The 31-year-old Swisher opened the season by coming to camp in noticeably improved shape — “It’s the best-looking I’ve ever been,” he joked — and he mashed in Spring Training (.323/.344/.710). He carried that over into the start of the regular season, going 17-for-60 (.283) with four homers in the team’s first 15 games. By the end of the month he owned a .284/.355/.617 batting line with six homers in 21 games. May was rough, but by the All-Star break he had his season line at .262/.336/.477.
By Swisher’s standards, that actually wasn’t all that good. He was hitting for power and a not horrible average, but the walks just weren’t there. Walks are a Swisher trademark, and he got back on the horse and became a free pass machine in the second half…

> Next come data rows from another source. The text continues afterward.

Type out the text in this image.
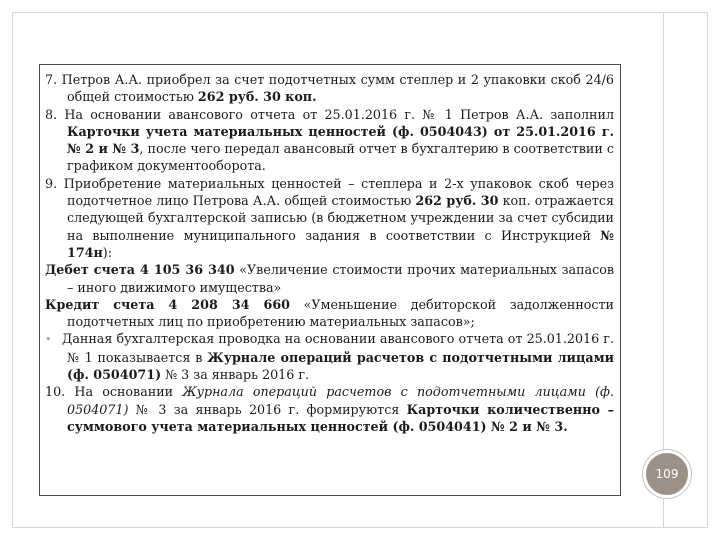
7. Петров А.А. приобрел за счет подотчетных сумм степлер и 2 упаковки скоб 24/6 общей стоимостью 262 руб. 30 коп.

8. На основании авансового отчета от 25.01.2016 г. № 1 Петров А.А. заполнил Карточки учета материальных ценностей (ф. 0504043) от 25.01.2016 г. № 2 и № 3, после чего передал авансовый отчет в бухгалтерию в соответствии с графиком документооборота.

9. Приобретение материальных ценностей – степлера и 2-х упаковок скоб через подотчетное лицо Петрова А.А. общей стоимостью 262 руб. 30 коп. отражается следующей бухгалтерской записью (в бюджетном учреждении за счет субсидии на выполнение муниципального задания в соответствии с Инструкцией № 174н):

Дебет счета 4 105 36 340 «Увеличение стоимости прочих материальных запасов – иного движимого имущества»

Кредит счета 4 208 34 660 «Уменьшение дебиторской задолженности подотчетных лиц по приобретению материальных запасов»;

• Данная бухгалтерская проводка на основании авансового отчета от 25.01.2016 г. № 1 показывается в Журнале операций расчетов с подотчетными лицами (ф. 0504071) № 3 за январь 2016 г.

10. На основании Журнала операций расчетов с подотчетными лицами (ф. 0504071) № 3 за январь 2016 г. формируются Карточки количественно – суммового учета материальных ценностей (ф. 0504041) № 2 и № 3.

109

The Yankees were fading in the standings but it wasn’t because of their right fielder. Swisher hit .298/.392/.510 in the first month after the All-Star break and carried a .272/.356/.485 batting line into the season’s final month. While everyone focused on the Orioles, the rejuvenated Ichiro Suzuki, and the molten hot Robinson Cano, Swisher quietly hit .407/.521/.661 with more walks (14) than strikeouts (12) in the final three weeks of the season to help the Yankees keep the Orioles at bay. He capped the year off with a 7-for-11 series against the Red Sox, singling with the bases loaded in his final at-bat of the season.

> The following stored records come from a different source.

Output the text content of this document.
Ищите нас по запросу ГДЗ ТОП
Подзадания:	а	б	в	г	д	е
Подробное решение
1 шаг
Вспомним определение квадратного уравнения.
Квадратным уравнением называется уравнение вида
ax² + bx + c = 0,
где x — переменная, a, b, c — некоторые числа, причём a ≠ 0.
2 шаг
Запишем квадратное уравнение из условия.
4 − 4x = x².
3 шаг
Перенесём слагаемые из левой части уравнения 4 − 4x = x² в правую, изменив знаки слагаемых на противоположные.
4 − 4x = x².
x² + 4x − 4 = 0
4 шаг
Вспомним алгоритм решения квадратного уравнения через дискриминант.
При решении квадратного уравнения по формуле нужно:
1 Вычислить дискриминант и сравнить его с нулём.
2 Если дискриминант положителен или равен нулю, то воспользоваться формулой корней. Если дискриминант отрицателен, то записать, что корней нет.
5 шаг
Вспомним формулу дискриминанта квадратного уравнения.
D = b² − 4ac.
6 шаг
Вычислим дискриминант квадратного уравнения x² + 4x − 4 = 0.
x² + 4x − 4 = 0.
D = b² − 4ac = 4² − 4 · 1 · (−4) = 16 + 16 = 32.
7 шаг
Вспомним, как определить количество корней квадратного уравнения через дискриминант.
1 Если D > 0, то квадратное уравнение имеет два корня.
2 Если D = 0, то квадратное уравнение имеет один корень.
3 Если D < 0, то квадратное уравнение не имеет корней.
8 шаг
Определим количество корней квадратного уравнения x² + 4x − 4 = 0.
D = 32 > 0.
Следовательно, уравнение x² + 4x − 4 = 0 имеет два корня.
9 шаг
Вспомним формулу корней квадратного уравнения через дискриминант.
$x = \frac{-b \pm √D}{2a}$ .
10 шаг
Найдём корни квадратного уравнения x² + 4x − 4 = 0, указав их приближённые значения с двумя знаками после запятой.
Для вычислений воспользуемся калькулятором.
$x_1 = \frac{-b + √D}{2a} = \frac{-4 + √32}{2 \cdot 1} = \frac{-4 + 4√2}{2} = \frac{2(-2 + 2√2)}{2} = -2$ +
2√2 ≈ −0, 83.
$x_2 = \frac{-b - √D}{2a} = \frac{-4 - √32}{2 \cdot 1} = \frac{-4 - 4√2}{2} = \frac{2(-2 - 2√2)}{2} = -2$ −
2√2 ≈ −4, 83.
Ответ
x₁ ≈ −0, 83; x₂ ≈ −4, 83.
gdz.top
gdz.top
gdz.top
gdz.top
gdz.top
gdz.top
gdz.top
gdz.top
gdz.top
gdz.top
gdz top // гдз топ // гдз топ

Swisher got painted with the unclutch brush a long time ago, but he was (by far) the team’s best hitter with runners in scoring position in 2012. He put up a .301/.406/.589 batting line in 181 plate appearances with men on second and/or third, a 164 wRC+ that ranked fourth among all hitters in those situations this year (min. 150 plate appearances). His docket of big hits included this extra innings homer against the Orioles, this huge game against the Red Sox (the 15-9 comeback win), and this go-ahead homer against the Braves.
When Mark Teixeira went down for more than a month with a calf injury, Swisher stepped in at first base and the Yankees didn’t miss a beat. He started 27 games at first and played 41 games at the position overall, his most since 2008 with the White Sox and more than the first three years of his Yankees career combined. Swisher avoided the DL for the seventh straight season — he did miss a week with a hamstring issue in May and another week with a hip issue in July — though he did dip below 150 games played for the first time since 2005. He only made it into 148 games in 2012.
Swisher’s season ended with another poor postseason showing (5-for-30, .167), something that unfortunately became a trend during his four years in New York. The Yankees will probably never come out and say it, but I think the playoff struggles are at least part of the reason why they’re comfortable letting him walk as a free agent this winter. His Yankees career will likely come to an end this winter with a .268/.367/.483 batting line (128 wRC+) batting line in 498 games and 2,501 plate appearances. Swisher’s performance this year — .272/.364/.473 (128 wRC+) with 24 homers — was one of the team’s three best offensively and a big reason why they held off the Orioles to win the AL East.